Arquivo | Visões exorbitadas RSS feed for this section

Série ficcional visões exorbitadas I: Irene não ri

18 set

Por Laila Lizmann

“Os tremós são grupos de corpos decompostos… são palavras fecais dos corpos putrefatos e em germinação no abismo da matéria imunda.” (Antonin Artaud)

Para muitos, Irene ri em popularizada canção (1). Minha Irene é diferente, ela não ri.  Não sei para onde ela foi, mas eu a vi – ir – em suas caixas enormes, milimetricamente cortadas, cada prego, cola, tudo encaixado; e nenhum sorriso.

Sempre fiquei atenta a sua habilidade em fazer caixas. Palpáveis ou não seus segredos precisavam de bastante espaço.

Joseph Beuys, Capri-Batterie (Bateria Capri), 1985; Lâmpada amarela com bocal, limão e caixa de madeira, 19 x 19 cm, 200 exemplares numerados e assinados. Coleção Paola Colacurcio, Rio de Janeiro

Na feitura de suas caixas, ela vasculhava o seu interior como que medindo os objetos imaginários para garantir-lhes, não o conforto, mas a respiração. Eu mesma poderia estar dentro de uma dessas caixas, viva; ou morta. Será que ela enterra suas caixas?

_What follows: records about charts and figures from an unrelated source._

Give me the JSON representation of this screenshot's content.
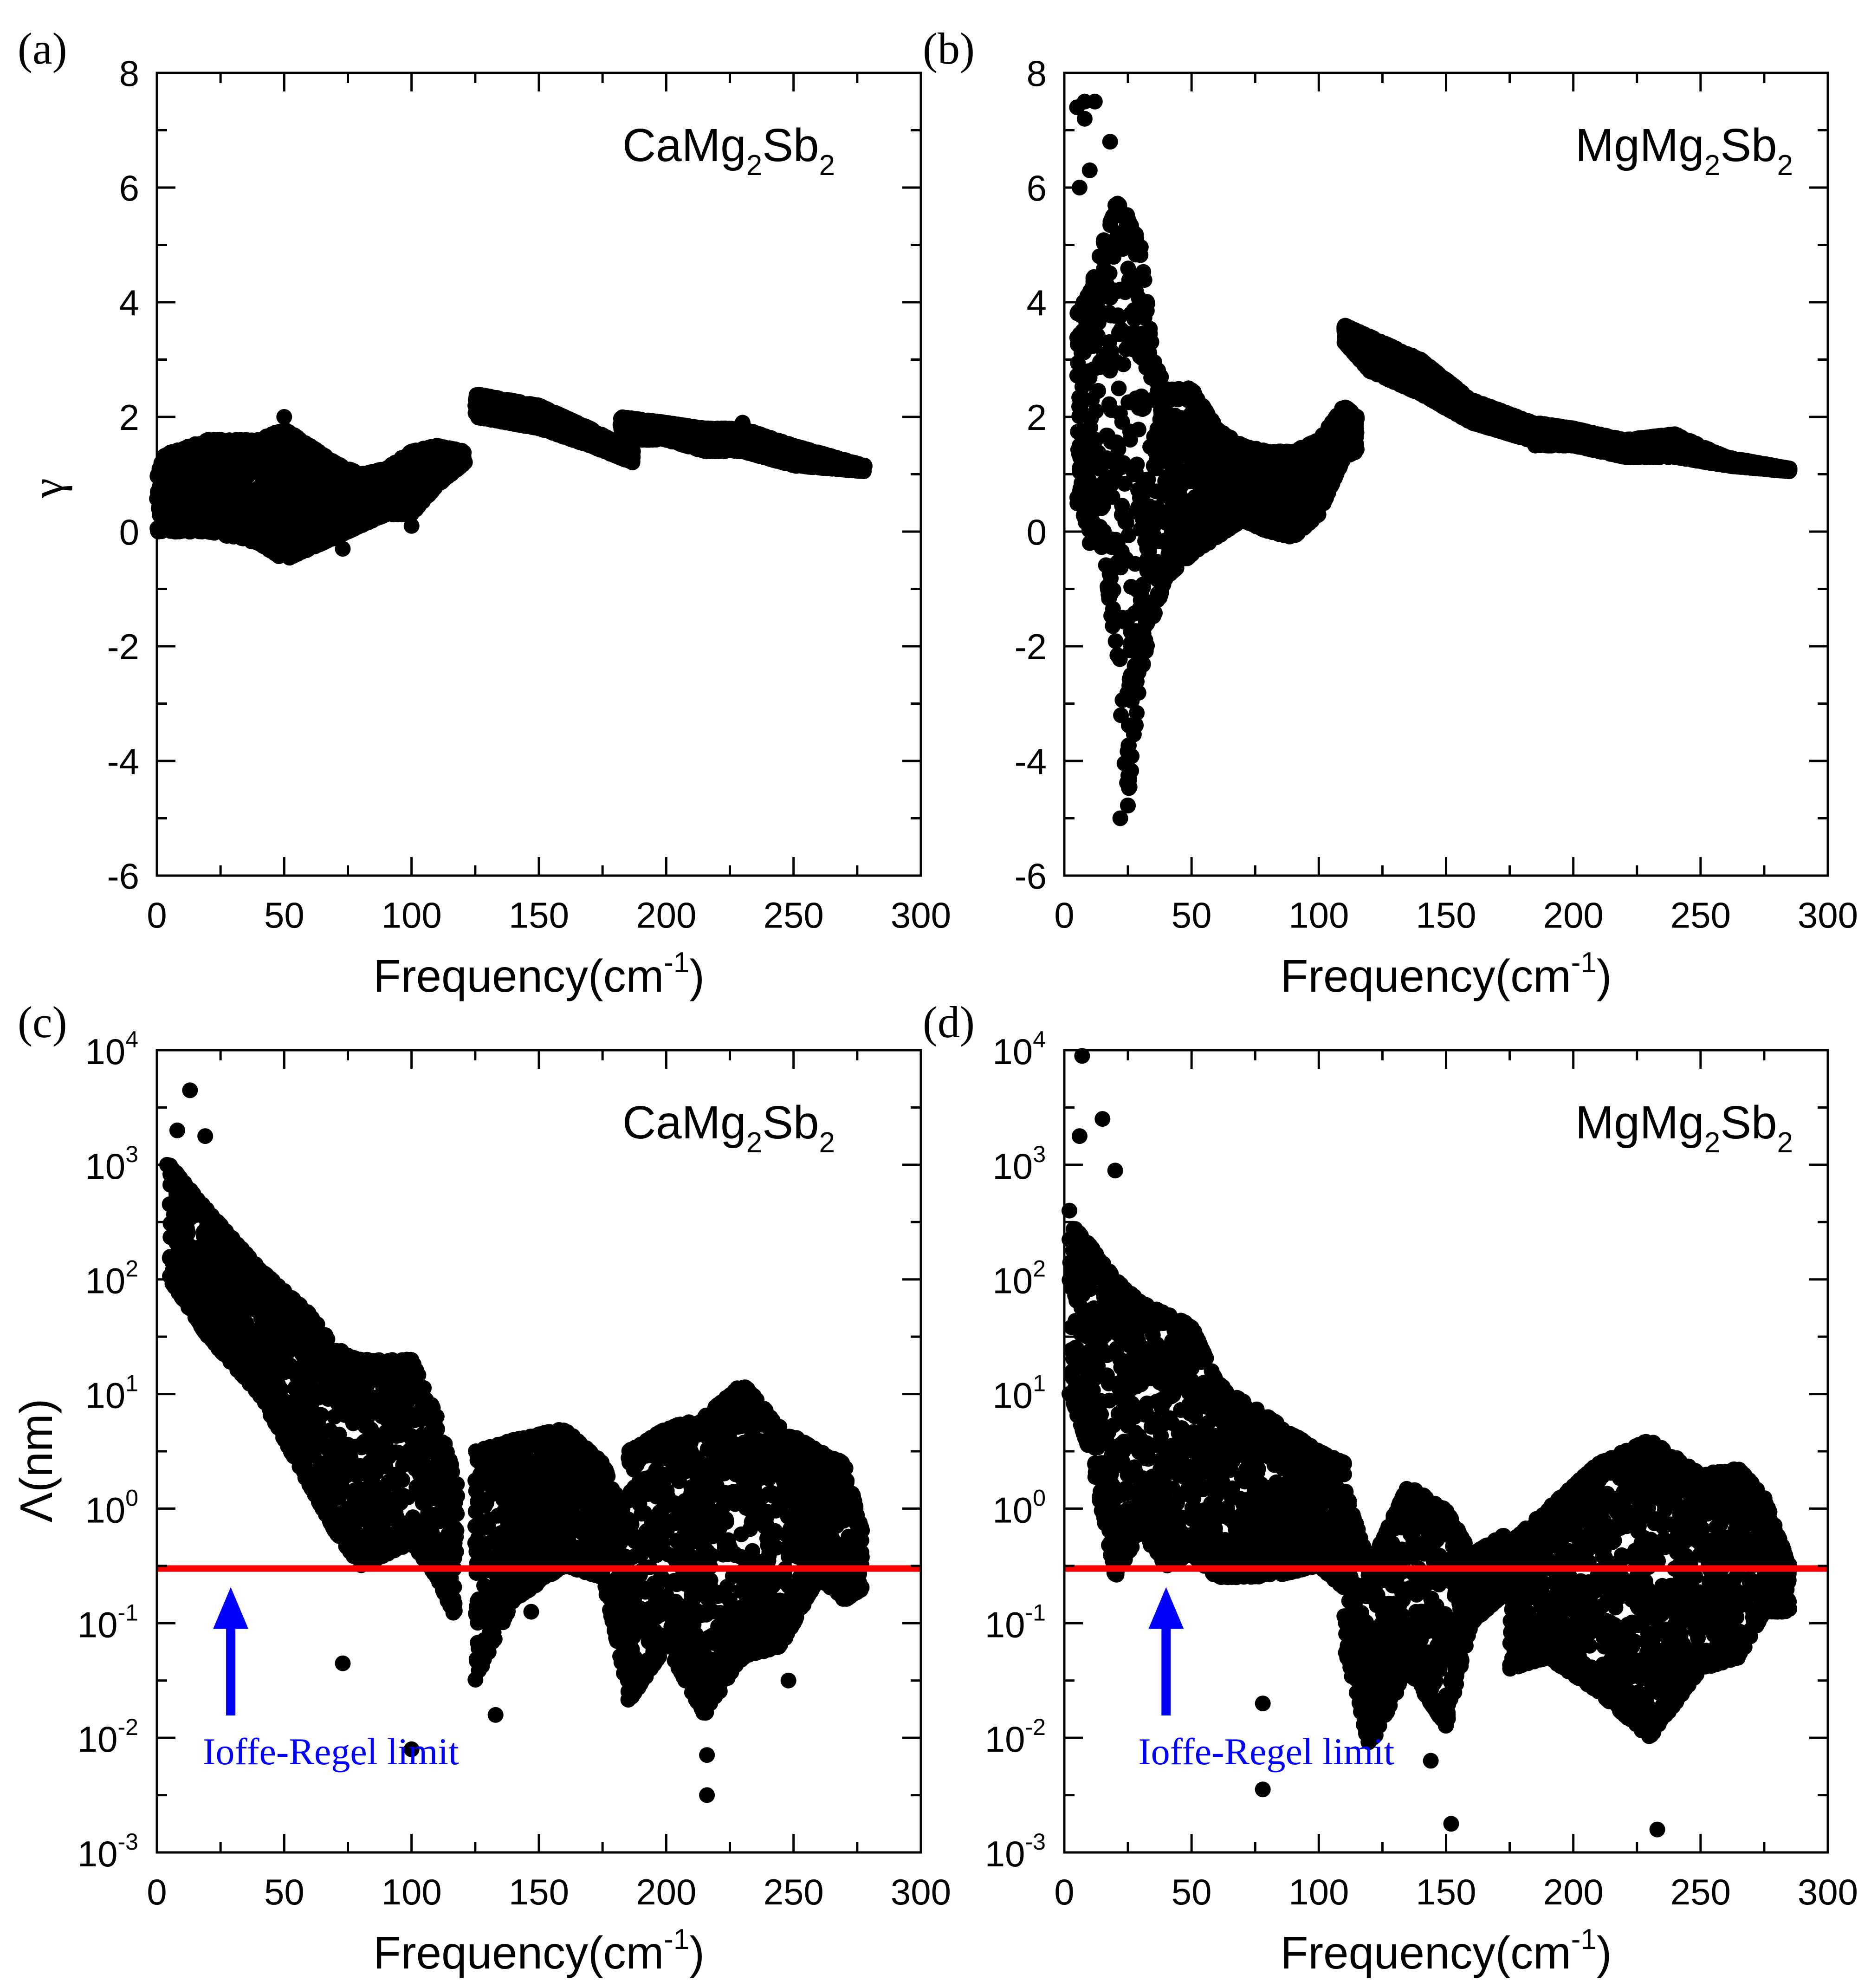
{
  "figure": {
    "panels": [
      {
        "tag": "(a)",
        "compound": {
          "base": "CaMg",
          "sub1": "2",
          "mid": "Sb",
          "sub2": "2"
        }
      },
      {
        "tag": "(b)",
        "compound": {
          "base": "MgMg",
          "sub1": "2",
          "mid": "Sb",
          "sub2": "2"
        }
      },
      {
        "tag": "(c)",
        "compound": {
          "base": "CaMg",
          "sub1": "2",
          "mid": "Sb",
          "sub2": "2"
        },
        "annotation": "Ioffe-Regel limit"
      },
      {
        "tag": "(d)",
        "compound": {
          "base": "MgMg",
          "sub1": "2",
          "mid": "Sb",
          "sub2": "2"
        },
        "annotation": "Ioffe-Regel limit"
      }
    ],
    "xlabel": {
      "text": "Frequency(cm",
      "sup": "-1",
      "close": ")"
    },
    "ylabel_gamma": "γ",
    "ylabel_lambda": "Λ(nm)",
    "log_ticks": [
      {
        "base": "10",
        "exp": "4"
      },
      {
        "base": "10",
        "exp": "3"
      },
      {
        "base": "10",
        "exp": "2"
      },
      {
        "base": "10",
        "exp": "1"
      },
      {
        "base": "10",
        "exp": "0"
      },
      {
        "base": "10",
        "exp": "-1"
      },
      {
        "base": "10",
        "exp": "-2"
      },
      {
        "base": "10",
        "exp": "-3"
      }
    ],
    "colors": {
      "points": "#000000",
      "limit_line": "#ff0000",
      "arrow": "#0000ff",
      "annotation": "#0000ff"
    }
  },
  "chart_data": [
    {
      "panel": "a",
      "type": "scatter",
      "title": "CaMg2Sb2",
      "xlabel": "Frequency(cm-1)",
      "ylabel": "γ",
      "xlim": [
        0,
        300
      ],
      "ylim": [
        -6,
        8
      ],
      "xticks": [
        0,
        50,
        100,
        150,
        200,
        250,
        300
      ],
      "yticks": [
        -6,
        -4,
        -2,
        0,
        2,
        4,
        6,
        8
      ],
      "bands": [
        {
          "x": [
            0,
            20,
            40,
            50,
            60,
            70,
            80,
            90,
            100,
            110,
            121
          ],
          "upper": [
            1.3,
            1.6,
            1.6,
            1.8,
            1.5,
            1.2,
            1.0,
            1.1,
            1.4,
            1.5,
            1.4
          ],
          "lower": [
            0.0,
            0.0,
            -0.2,
            -0.5,
            -0.3,
            -0.1,
            0.1,
            0.3,
            0.3,
            0.8,
            1.2
          ]
        },
        {
          "x": [
            125,
            150,
            170,
            187
          ],
          "upper": [
            2.4,
            2.2,
            1.8,
            1.4
          ],
          "lower": [
            2.0,
            1.8,
            1.5,
            1.2
          ]
        },
        {
          "x": [
            182,
            200,
            215,
            230,
            250,
            278
          ],
          "upper": [
            2.0,
            1.9,
            1.8,
            1.8,
            1.5,
            1.15
          ],
          "lower": [
            1.6,
            1.6,
            1.4,
            1.4,
            1.15,
            1.05
          ]
        }
      ],
      "outliers": [
        [
          3,
          1.2
        ],
        [
          10,
          0.5
        ],
        [
          50,
          2.0
        ],
        [
          73,
          -0.3
        ],
        [
          100,
          0.1
        ],
        [
          230,
          1.9
        ]
      ]
    },
    {
      "panel": "b",
      "type": "scatter",
      "title": "MgMg2Sb2",
      "xlabel": "Frequency(cm-1)",
      "ylabel": "",
      "xlim": [
        0,
        300
      ],
      "ylim": [
        -6,
        8
      ],
      "xticks": [
        0,
        50,
        100,
        150,
        200,
        250,
        300
      ],
      "yticks": [
        -6,
        -4,
        -2,
        0,
        2,
        4,
        6,
        8
      ],
      "bands": [
        {
          "x": [
            5,
            10,
            15,
            20,
            25,
            30,
            35,
            40,
            50,
            60,
            70,
            80,
            90,
            100,
            110,
            115
          ],
          "upper": [
            3.8,
            4.2,
            5.0,
            5.8,
            5.5,
            5.0,
            3.0,
            2.5,
            2.5,
            1.8,
            1.5,
            1.4,
            1.4,
            1.6,
            2.2,
            2.0
          ],
          "lower": [
            0.5,
            0.0,
            -0.3,
            -2.0,
            -4.8,
            -2.5,
            -1.5,
            -0.8,
            -0.4,
            -0.1,
            0.2,
            0.0,
            -0.1,
            0.3,
            1.3,
            1.4
          ]
        },
        {
          "x": [
            110,
            120,
            140,
            160,
            190
          ],
          "upper": [
            3.6,
            3.4,
            3.0,
            2.3,
            1.8
          ],
          "lower": [
            3.3,
            2.8,
            2.4,
            1.9,
            1.5
          ]
        },
        {
          "x": [
            185,
            200,
            220,
            240,
            260,
            285
          ],
          "upper": [
            1.9,
            1.8,
            1.6,
            1.7,
            1.3,
            1.1
          ],
          "lower": [
            1.5,
            1.5,
            1.3,
            1.3,
            1.15,
            1.05
          ]
        }
      ],
      "outliers": [
        [
          5,
          7.4
        ],
        [
          8,
          7.5
        ],
        [
          12,
          7.5
        ],
        [
          8,
          7.2
        ],
        [
          10,
          6.3
        ],
        [
          18,
          6.8
        ],
        [
          6,
          6.0
        ],
        [
          22,
          -5.0
        ],
        [
          10,
          -0.2
        ],
        [
          6,
          1.5
        ]
      ]
    },
    {
      "panel": "c",
      "type": "scatter",
      "title": "CaMg2Sb2",
      "xlabel": "Frequency(cm-1)",
      "ylabel": "Λ(nm)",
      "yscale": "log",
      "xlim": [
        0,
        300
      ],
      "ylim_log10": [
        -3,
        4
      ],
      "xticks": [
        0,
        50,
        100,
        150,
        200,
        250,
        300
      ],
      "ioffe_regel_limit_nm": 0.3,
      "arrow_x": 29,
      "bands": [
        {
          "x": [
            5,
            20,
            40,
            60,
            70,
            80,
            100,
            110,
            118
          ],
          "upper_log": [
            3.0,
            2.6,
            2.1,
            1.7,
            1.4,
            1.3,
            1.3,
            0.8,
            0.2
          ],
          "lower_log": [
            2.0,
            1.5,
            1.0,
            0.2,
            -0.2,
            -0.5,
            -0.3,
            -0.6,
            -1.0
          ]
        },
        {
          "x": [
            125,
            140,
            160,
            175,
            185
          ],
          "upper_log": [
            0.5,
            0.6,
            0.7,
            0.4,
            -0.1
          ],
          "lower_log": [
            -1.5,
            -0.8,
            -0.5,
            -0.6,
            -1.6
          ]
        },
        {
          "x": [
            185,
            200,
            215,
            230,
            245,
            260,
            270,
            277
          ],
          "upper_log": [
            0.5,
            0.7,
            0.8,
            1.1,
            0.7,
            0.5,
            0.4,
            -0.2
          ],
          "lower_log": [
            -1.7,
            -1.2,
            -1.8,
            -1.3,
            -1.2,
            -0.6,
            -0.8,
            -0.7
          ]
        }
      ],
      "outliers_log": [
        [
          13,
          3.65
        ],
        [
          8,
          3.3
        ],
        [
          19,
          3.25
        ],
        [
          4,
          3.0
        ],
        [
          100,
          -2.1
        ],
        [
          216,
          -2.15
        ],
        [
          216,
          -2.5
        ],
        [
          73,
          -1.35
        ],
        [
          125,
          -0.3
        ],
        [
          133,
          -1.8
        ],
        [
          147,
          -0.9
        ],
        [
          248,
          -1.5
        ]
      ]
    },
    {
      "panel": "d",
      "type": "scatter",
      "title": "MgMg2Sb2",
      "xlabel": "Frequency(cm-1)",
      "ylabel": "",
      "yscale": "log",
      "xlim": [
        0,
        300
      ],
      "ylim_log10": [
        -3,
        4
      ],
      "xticks": [
        0,
        50,
        100,
        150,
        200,
        250,
        300
      ],
      "ioffe_regel_limit_nm": 0.3,
      "arrow_x": 40,
      "bands": [
        {
          "x": [
            2,
            10,
            20,
            30,
            40,
            50,
            60,
            80,
            100,
            110
          ],
          "upper_log": [
            2.5,
            2.3,
            2.0,
            1.8,
            1.7,
            1.6,
            1.1,
            0.8,
            0.5,
            0.4
          ],
          "lower_log": [
            1.0,
            0.5,
            -0.6,
            -0.2,
            -0.5,
            -0.4,
            -0.6,
            -0.6,
            -0.5,
            -0.7
          ]
        },
        {
          "x": [
            110,
            120,
            135,
            150,
            160,
            175
          ],
          "upper_log": [
            0.2,
            -0.5,
            0.2,
            0.0,
            -0.4,
            -0.2
          ],
          "lower_log": [
            -1.2,
            -2.1,
            -1.4,
            -1.9,
            -1.0,
            -0.7
          ]
        },
        {
          "x": [
            175,
            190,
            210,
            230,
            250,
            265,
            275,
            285
          ],
          "upper_log": [
            -0.3,
            0.0,
            0.4,
            0.6,
            0.3,
            0.35,
            0.1,
            -0.5
          ],
          "lower_log": [
            -1.4,
            -1.3,
            -1.6,
            -2.0,
            -1.4,
            -1.3,
            -0.9,
            -0.9
          ]
        }
      ],
      "outliers_log": [
        [
          7,
          3.95
        ],
        [
          15,
          3.4
        ],
        [
          6,
          3.25
        ],
        [
          20,
          2.95
        ],
        [
          2,
          2.6
        ],
        [
          78,
          -2.45
        ],
        [
          152,
          -2.75
        ],
        [
          233,
          -2.8
        ],
        [
          78,
          -1.7
        ],
        [
          144,
          -2.2
        ]
      ]
    }
  ]
}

Depois de observá-la por um tempo percebi que a dimensão de suas caixas perfilava o tamanho de seus membros, de suas partes desconexas.

Os pregos são batidos para  “esburacarem o pensamento”, assim, remonta a resposta ao riso cruel. Os cortes serrados e lixados acreditam na “insurreição das profundezas do espírito”. (2)

Irene não ri porque prefere o seu imaginário ao convívio de quem ri. Irene não ri para não renunciar a sua parte mulher; ao seu corpo traumatizado em sua afasia terminal. Irene enterra seu riso por Joseph, seu segredo oprimido, para não haver visões que possam exorbitar.


(1) IRENE, de Caetano Veloso (1969) “… Quero ver Irene dar sua risada
Irene ri, Irene ri, Irene …”

[2] ARTAUD, Antonin. Van Gogh o suicida da sociedade. Tradução Ferreira Gullar. Rio de janeiro: Jose Olympo Editora, 2003, p. 14.